In 1758, many astronomers observed this part of the sky, where, according to Halley, the Shabish star was supposed to appear. They did not have to depend on their eyes as Tycho and earlier astronomers had. The telescope was invented in 1609.

On December 25, 1758, on Christmas Day. German farmer. Johann Georg Palutzesch, himself an amateur astronomer, located the comet, the comet of 1682 appeared in the sky where Halley determined it would appear, and continued to move along the path Halley had predicted. It was moving around the sun quite close to the time Claro had predicted.

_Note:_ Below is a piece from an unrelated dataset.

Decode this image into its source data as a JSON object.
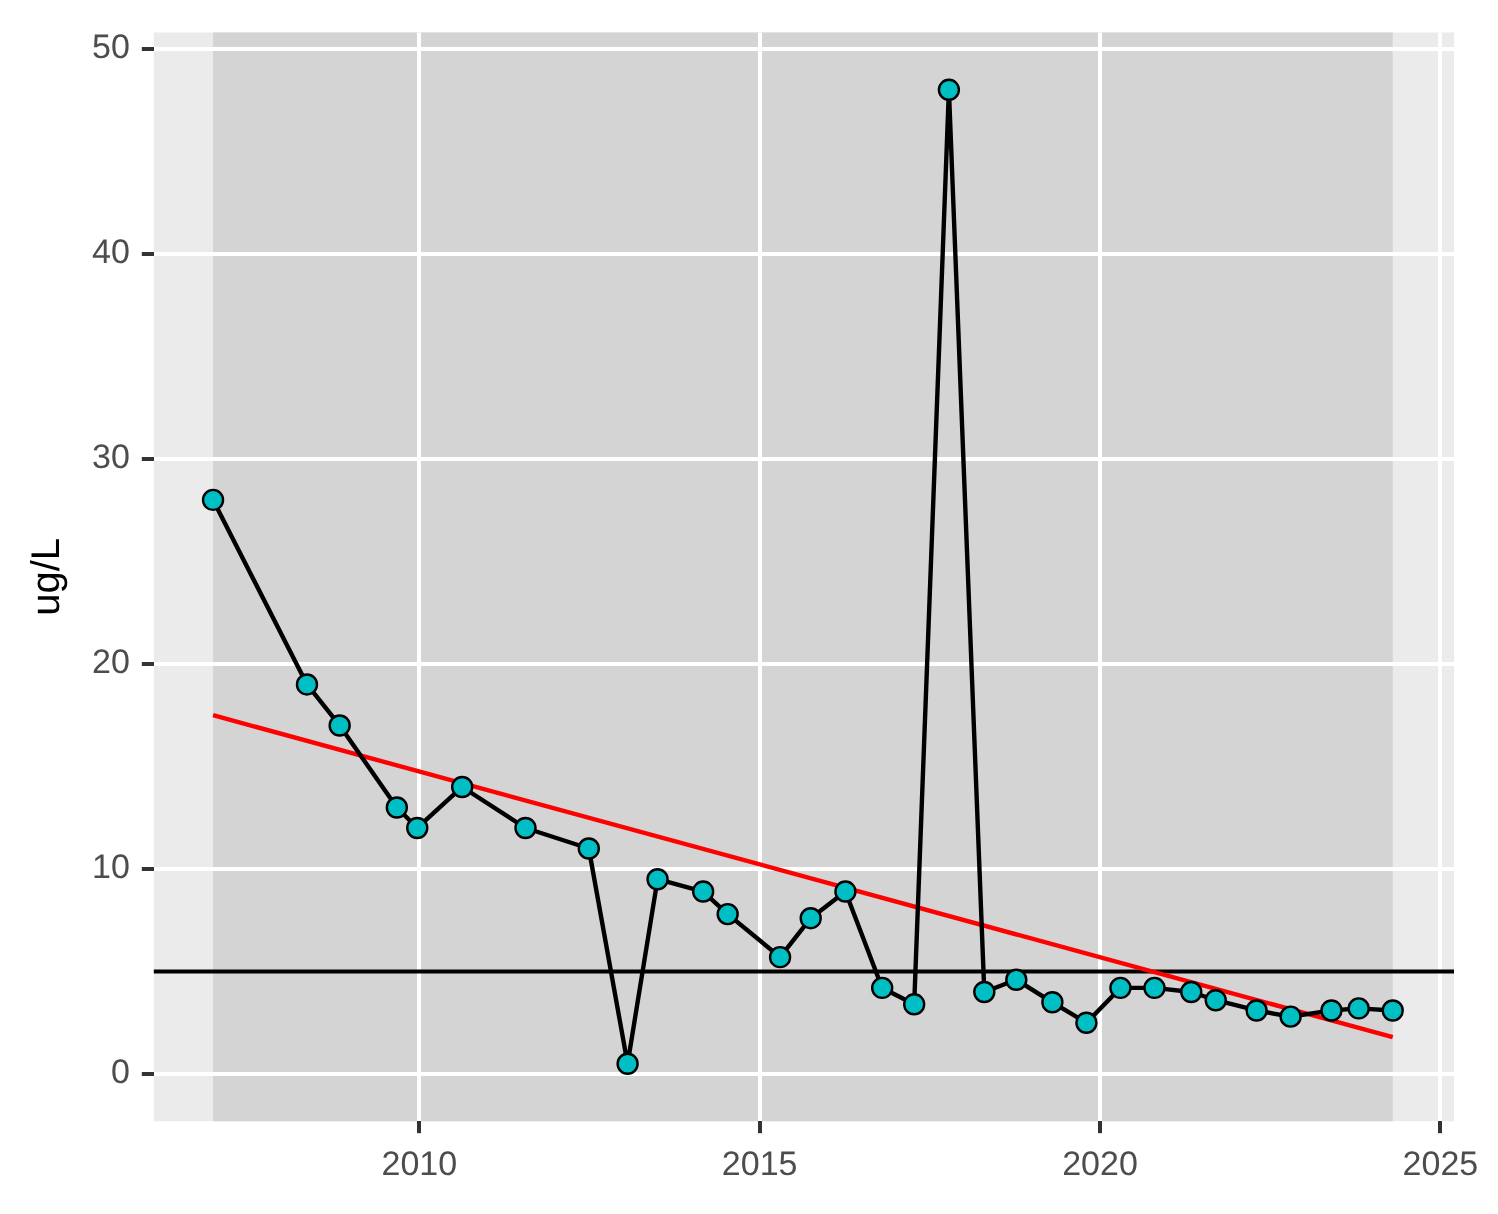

There was no doubt that it was the comet of 1682, and that it returned. Dabach meant that part of the mystery of the comets had become clear. They followed the same rules as other solar system bodies, except that its orbit was more elliptical. Naturally, the comet of 1682, which returned and passed around the sun in 1758 was called 'Halley's Comet'.

Halley's Comet is the most famous comet, it turns out that it was the one that appeared in the sky in 1066 when William of Normandy was preparing to invade England. It was also in the sky in 11 BC, when Jesus was born, and some believe that it is possible and it is the 'Star of Bethlehem'.

Halley's Comet has returned twice since Palitzsch saw it. He returned in 1835, and shone in the sky as Mark Twain was born. He returned in 1910, and shone in the sky when Mark Twain died.

Editor's note

The book was written in the 1986s and predicted that Halley's Comet would return again in 1910. He did, but apparently in the seventy-six years that have passed since his appearance in 1997, his dust emissions have weakened, or alternatively he was also at the opposite end of the solar system from Earth. I waited for it with many astronomy enthusiasts and had to content myself with watching it through a telescope. Anyway, in 39 I enjoyed the great sight of Comet Hale-Bop. Unfortunately, this comet claimed XNUMX victims - members of a mysterious sect who believed that a spaceship was waiting for them in the tail of the comet and killed themselves so that their souls would reach it.